I for one am sick of seeing Christianity being co-opted by self-appointed guardians of the faith to advance right-wing projects. I won’t defend contemporary liberalism, which gives free rein to capital and minimal protection for the poor and marginalized, or the “liberal anthropology” against which a recent columnist has inveighed. But to leap from the failures of liberalism to a denial of any concept of liberty as individual self-determination is a perversion of Christian ethics and social teaching.
The hand-wringing of some of our self-appointed defenders of natural law has unsurprisingly concluded in a bitter parochial form of Christianity. It is mere parochialism to claim that one’s own understanding of the place of humanity and individuals in the broader context of creation constitutes the only possible application of Christian faith to social life, and that the divinely appointed order it supposedly grounds just happens to be something that sounds suspiciously like right-wing theocracy.
After all, is it so impossible for individual self-determination to coexist with, or even be an (albeit imperfect) expression of, the full meaning of liberty as participation in divine creation? Why should a Christian anthropology not include individual freedom?

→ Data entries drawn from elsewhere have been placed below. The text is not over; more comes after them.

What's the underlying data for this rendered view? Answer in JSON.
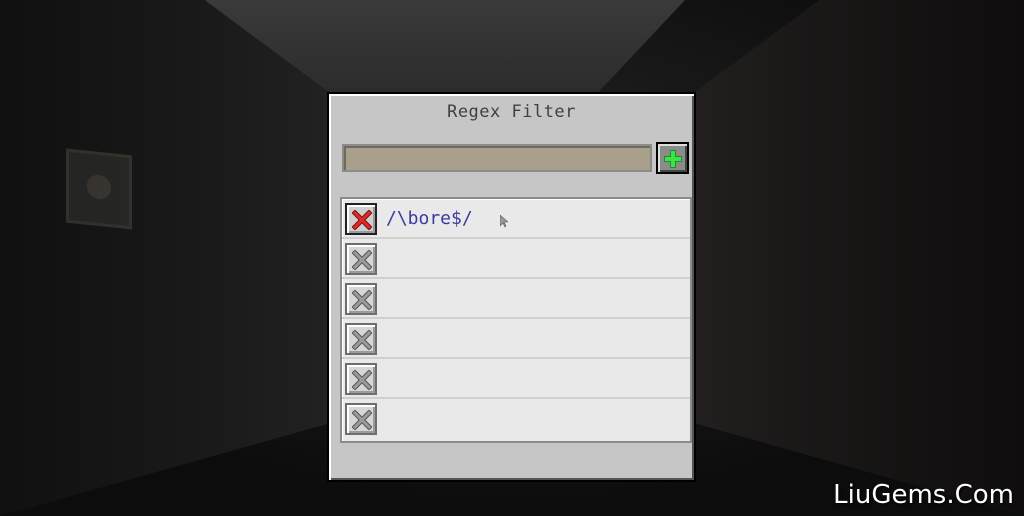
{
  "dialog": {
    "title": "Regex Filter",
    "input_value": "",
    "add_button_icon": "plus-icon",
    "accent_add": "#22c32c",
    "accent_delete_active": "#cc2020",
    "accent_delete_inactive": "#8a8a8a"
  },
  "filters": [
    {
      "text": "/\\bore$/",
      "delete_icon": "x-icon",
      "active": true
    },
    {
      "text": "",
      "delete_icon": "x-icon",
      "active": false
    },
    {
      "text": "",
      "delete_icon": "x-icon",
      "active": false
    },
    {
      "text": "",
      "delete_icon": "x-icon",
      "active": false
    },
    {
      "text": "",
      "delete_icon": "x-icon",
      "active": false
    },
    {
      "text": "",
      "delete_icon": "x-icon",
      "active": false
    }
  ],
  "watermark": "LiuGems.Com"
}
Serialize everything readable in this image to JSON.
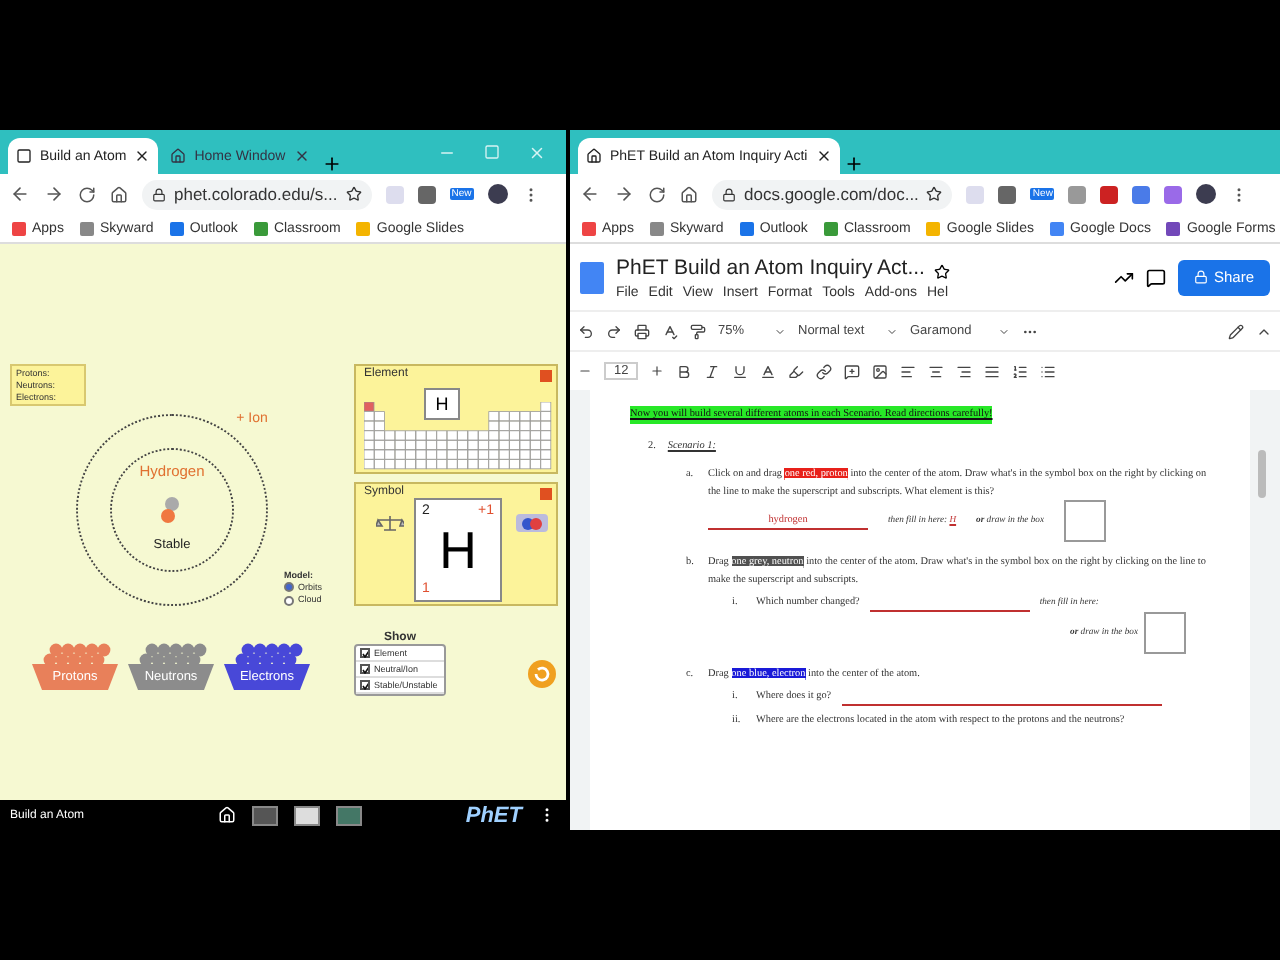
{
  "left_window": {
    "tabs": [
      {
        "label": "Build an Atom",
        "selected": true
      },
      {
        "label": "Home Window",
        "selected": false
      }
    ],
    "address": "phet.colorado.edu/s...",
    "new_badge": "New",
    "bookmarks": [
      "Apps",
      "Skyward",
      "Outlook",
      "Classroom",
      "Google Slides"
    ],
    "sim": {
      "counts": [
        "Protons:",
        "Neutrons:",
        "Electrons:"
      ],
      "ion_label": "+ Ion",
      "element_name": "Hydrogen",
      "stability": "Stable",
      "element_panel": {
        "title": "Element",
        "symbol": "H"
      },
      "symbol_panel": {
        "title": "Symbol",
        "mass_number": "2",
        "charge": "+1",
        "atomic_number": "1",
        "symbol": "H"
      },
      "model": {
        "title": "Model:",
        "options": [
          {
            "label": "Orbits",
            "selected": true
          },
          {
            "label": "Cloud",
            "selected": false
          }
        ]
      },
      "show": {
        "title": "Show",
        "options": [
          {
            "label": "Element",
            "checked": true
          },
          {
            "label": "Neutral/Ion",
            "checked": true
          },
          {
            "label": "Stable/Unstable",
            "checked": true
          }
        ]
      },
      "buckets": [
        {
          "label": "Protons",
          "color": "#e8805a"
        },
        {
          "label": "Neutrons",
          "color": "#8c8c8c"
        },
        {
          "label": "Electrons",
          "color": "#4848d8"
        }
      ]
    },
    "navbar": {
      "title": "Build an Atom",
      "logo": "PhET"
    }
  },
  "right_window": {
    "tab": {
      "label": "PhET Build an Atom Inquiry Acti",
      "selected": true
    },
    "address": "docs.google.com/doc...",
    "new_badge": "New",
    "bookmarks": [
      "Apps",
      "Skyward",
      "Outlook",
      "Classroom",
      "Google Slides",
      "Google Docs",
      "Google Forms"
    ],
    "doc_title": "PhET Build an Atom Inquiry Act...",
    "menus": [
      "File",
      "Edit",
      "View",
      "Insert",
      "Format",
      "Tools",
      "Add-ons",
      "Hel"
    ],
    "share": "Share",
    "zoom": "75%",
    "style": "Normal text",
    "font": "Garamond",
    "font_size": "12",
    "document": {
      "banner": "Now you will build several different atoms in each Scenario. Read directions carefully!",
      "section": {
        "number": "2.",
        "title": "Scenario 1:"
      },
      "items": [
        {
          "marker": "a.",
          "before": "Click on and drag ",
          "highlight": "one red, proton",
          "color": "#e8201a",
          "after": " into the center of the atom.  Draw what's in the symbol box on the right by clicking on the line to make the superscript and subscripts.  What element is this?",
          "answer": "hydrogen",
          "fill_label": "then fill in here:",
          "fill_symbol": "H",
          "box_label": "**or** draw in the box"
        },
        {
          "marker": "b.",
          "before": "Drag ",
          "highlight": "one grey, neutron",
          "color": "#505050",
          "after": " into the center of the atom.  Draw what's in the symbol box on the right by clicking on the line to make the superscript and subscripts.",
          "subitems": [
            {
              "marker": "i.",
              "text": "Which number changed?",
              "answer_line": true,
              "fill_label": "then fill in here:"
            }
          ],
          "box_label": "**or** draw in the box"
        },
        {
          "marker": "c.",
          "before": "Drag ",
          "highlight": "one blue, electron",
          "color": "#1a1ad8",
          "after": " into the center of the atom.",
          "subitems": [
            {
              "marker": "i.",
              "text": "Where does it go?",
              "answer_line": true
            },
            {
              "marker": "ii.",
              "text": "Where are the electrons located in the atom with respect to the protons and the neutrons?",
              "answer_line": false
            }
          ]
        }
      ]
    }
  }
}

Revealingly, this same columnist includes a Youtube link to a recent talk from Attorney General William Barr, with the hyperlink text “faithful Catholics.” Evidently the author takes Mr. Barr to be an example of a faithful Catholic with the right understanding of liberty. I wonder whether Mr. Barr’s faithful Catholicism was shown in covering up the Iran-Contra affair and hiding the powerful from any semblance of justice. Perhaps it was expressed by his work in the ‘90s to abolish parole in Virginia; for as we all know, mercy, forgiveness and restorative justice are by no means consequences of Christian social thought. Or perhaps it was best expressed by recently re-instating the death penalty for federal crimes, with the first five inmates slated to be murdered within the next two months. Surely, our crucified Savior loves state-sponsored executions.
At the risk of over-simplification, I would suggest that there are two broad traditions in recent American history of Catholic engagement with civil society: that of Dorothy Day, Fr. Daniel Berrigan and Sister Helen Prejean … and that of William Barr. The former tradition proudly bears the mark of the liberating force of the Gospels in its work to free individuals from unjust systems of oppression, to ensure that they have the individual liberty of self-determination within the broader context of the miraculous freedom of being God’s creation. The latter executes prisoners, covers up crimes and self-assuredly pronounces to the masses ethical commandments from the pulpit of power and privilege; it is an ineliminably bourgeois and white-collar Catholicism, drained of life and true liberty, that takes the side of the powerful and dares to justify oppression in Christ’s name.
James Anthony Stoner
The views expressed in this Letter to the Editor are those of the author and not necessarily those of The Observer.